Ленка, вздохнув, подозвала собаку, усадила рядом, обняла её крепко, как бы набираясь сил, и продолжила:

– Главное, беды на этом не кончились. Когда детей вывозили, а они ведь были ослабленные, Костик заболел. Его и еще нескольких ребят сняли с поезда и отправили в больницу, а Стальку повезли дальше, сюда, в Свердловск. Никто девчонке ничего не сказал, не объяснил, где и на сколько оставлен брат. Она очень тяжело переживала разлуку, сама заболела даже, много плакала, хотела убежать с поезда, когда стояли на большой станции, но её милиционеры обратно вернули. Ругали сильно, она вообще замкнулась с горя, даже заикаться стала. И от отца вестей не было… Он же не знал, где они. Да и на секретном производстве работал, никаких писем нельзя писать…

– Да уж, ситуация! – посочувствовал Женька.

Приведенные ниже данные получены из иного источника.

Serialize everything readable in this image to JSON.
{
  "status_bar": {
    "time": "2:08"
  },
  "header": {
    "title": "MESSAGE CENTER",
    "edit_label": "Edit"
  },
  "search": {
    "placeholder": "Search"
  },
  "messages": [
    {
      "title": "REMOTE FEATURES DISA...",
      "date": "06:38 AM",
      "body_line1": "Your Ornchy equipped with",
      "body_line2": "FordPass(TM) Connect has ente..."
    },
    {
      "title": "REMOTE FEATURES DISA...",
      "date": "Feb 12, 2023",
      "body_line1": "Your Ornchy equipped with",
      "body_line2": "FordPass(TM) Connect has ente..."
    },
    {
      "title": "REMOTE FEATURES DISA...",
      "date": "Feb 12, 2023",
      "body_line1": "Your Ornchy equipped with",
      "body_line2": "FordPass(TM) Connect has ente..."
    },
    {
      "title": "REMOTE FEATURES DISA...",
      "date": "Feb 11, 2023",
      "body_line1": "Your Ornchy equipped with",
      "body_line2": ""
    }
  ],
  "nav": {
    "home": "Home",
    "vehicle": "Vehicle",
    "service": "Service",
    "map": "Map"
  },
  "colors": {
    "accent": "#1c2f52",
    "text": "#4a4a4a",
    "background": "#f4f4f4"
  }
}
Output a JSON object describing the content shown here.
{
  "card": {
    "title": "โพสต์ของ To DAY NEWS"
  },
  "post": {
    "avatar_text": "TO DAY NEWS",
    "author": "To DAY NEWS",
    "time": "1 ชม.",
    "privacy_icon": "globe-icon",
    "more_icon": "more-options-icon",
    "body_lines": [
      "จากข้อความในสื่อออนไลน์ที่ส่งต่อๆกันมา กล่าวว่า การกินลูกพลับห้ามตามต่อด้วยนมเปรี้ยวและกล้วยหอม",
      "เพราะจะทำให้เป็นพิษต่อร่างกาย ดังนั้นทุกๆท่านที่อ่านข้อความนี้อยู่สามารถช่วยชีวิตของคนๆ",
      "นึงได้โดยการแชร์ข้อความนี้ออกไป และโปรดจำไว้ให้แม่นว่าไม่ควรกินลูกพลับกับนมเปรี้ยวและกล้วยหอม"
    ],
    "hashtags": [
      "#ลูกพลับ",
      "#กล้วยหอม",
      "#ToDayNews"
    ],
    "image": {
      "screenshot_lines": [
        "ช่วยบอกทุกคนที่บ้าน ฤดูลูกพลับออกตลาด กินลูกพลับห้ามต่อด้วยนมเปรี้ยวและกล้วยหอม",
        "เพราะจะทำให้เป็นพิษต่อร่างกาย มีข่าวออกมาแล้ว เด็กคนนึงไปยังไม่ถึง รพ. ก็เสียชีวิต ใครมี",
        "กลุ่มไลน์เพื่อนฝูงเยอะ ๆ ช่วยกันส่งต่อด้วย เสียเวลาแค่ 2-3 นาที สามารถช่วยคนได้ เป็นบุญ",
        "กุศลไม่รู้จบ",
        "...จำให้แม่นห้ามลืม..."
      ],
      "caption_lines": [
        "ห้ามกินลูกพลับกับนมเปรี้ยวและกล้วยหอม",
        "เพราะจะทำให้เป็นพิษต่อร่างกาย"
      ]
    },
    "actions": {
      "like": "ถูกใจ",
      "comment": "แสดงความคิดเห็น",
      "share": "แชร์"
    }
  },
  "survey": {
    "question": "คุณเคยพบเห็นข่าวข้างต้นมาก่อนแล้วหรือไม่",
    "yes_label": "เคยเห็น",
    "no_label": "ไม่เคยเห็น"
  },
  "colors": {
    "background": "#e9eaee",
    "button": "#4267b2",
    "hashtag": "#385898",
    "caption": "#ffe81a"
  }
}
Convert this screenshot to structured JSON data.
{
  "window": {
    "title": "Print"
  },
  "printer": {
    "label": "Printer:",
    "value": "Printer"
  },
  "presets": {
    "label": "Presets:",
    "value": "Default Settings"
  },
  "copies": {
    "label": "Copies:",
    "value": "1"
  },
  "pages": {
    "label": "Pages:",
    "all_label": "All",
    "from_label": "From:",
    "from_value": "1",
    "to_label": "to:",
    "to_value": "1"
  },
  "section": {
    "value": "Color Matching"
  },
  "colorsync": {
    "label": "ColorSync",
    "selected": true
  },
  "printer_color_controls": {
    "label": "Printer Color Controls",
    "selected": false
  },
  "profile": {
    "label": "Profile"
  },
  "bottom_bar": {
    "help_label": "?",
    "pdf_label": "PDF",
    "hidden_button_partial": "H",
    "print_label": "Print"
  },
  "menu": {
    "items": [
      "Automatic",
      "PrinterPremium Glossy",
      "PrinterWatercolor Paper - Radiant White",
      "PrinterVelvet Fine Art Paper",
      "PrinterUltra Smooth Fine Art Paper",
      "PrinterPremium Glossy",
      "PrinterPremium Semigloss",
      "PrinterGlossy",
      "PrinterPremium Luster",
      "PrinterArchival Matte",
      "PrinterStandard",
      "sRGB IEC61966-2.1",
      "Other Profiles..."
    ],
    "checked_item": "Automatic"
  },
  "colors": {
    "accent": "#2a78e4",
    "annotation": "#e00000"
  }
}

– Здесь Сталька в школу попала, на класс ниже, ведь не до учёбы в Ленинграде было! А тут жили в детском доме, где-то в пригороде. Она рассказывала, что есть хотела постоянно, даже в чужие тарелки смотрела и ей казалось, что другим больше положили… На кухне часто дежурила, чтоб на дне кастрюли кашу подчищать, ложкой соскребать и есть…

– А баба Вера, раз тяжело в войну жили, и сейчас всё кусочки доедает и тарелку затирает, особенно, если с мясом или подливом, – смущённо заметил Мишка.

– И моя тоже! – отозвалась Лена. – Они все так, кто войну тяжело пережил, всё то поколение. Я только недавно поняла…

– А я сейчас! – смутился Мишка ещё больше.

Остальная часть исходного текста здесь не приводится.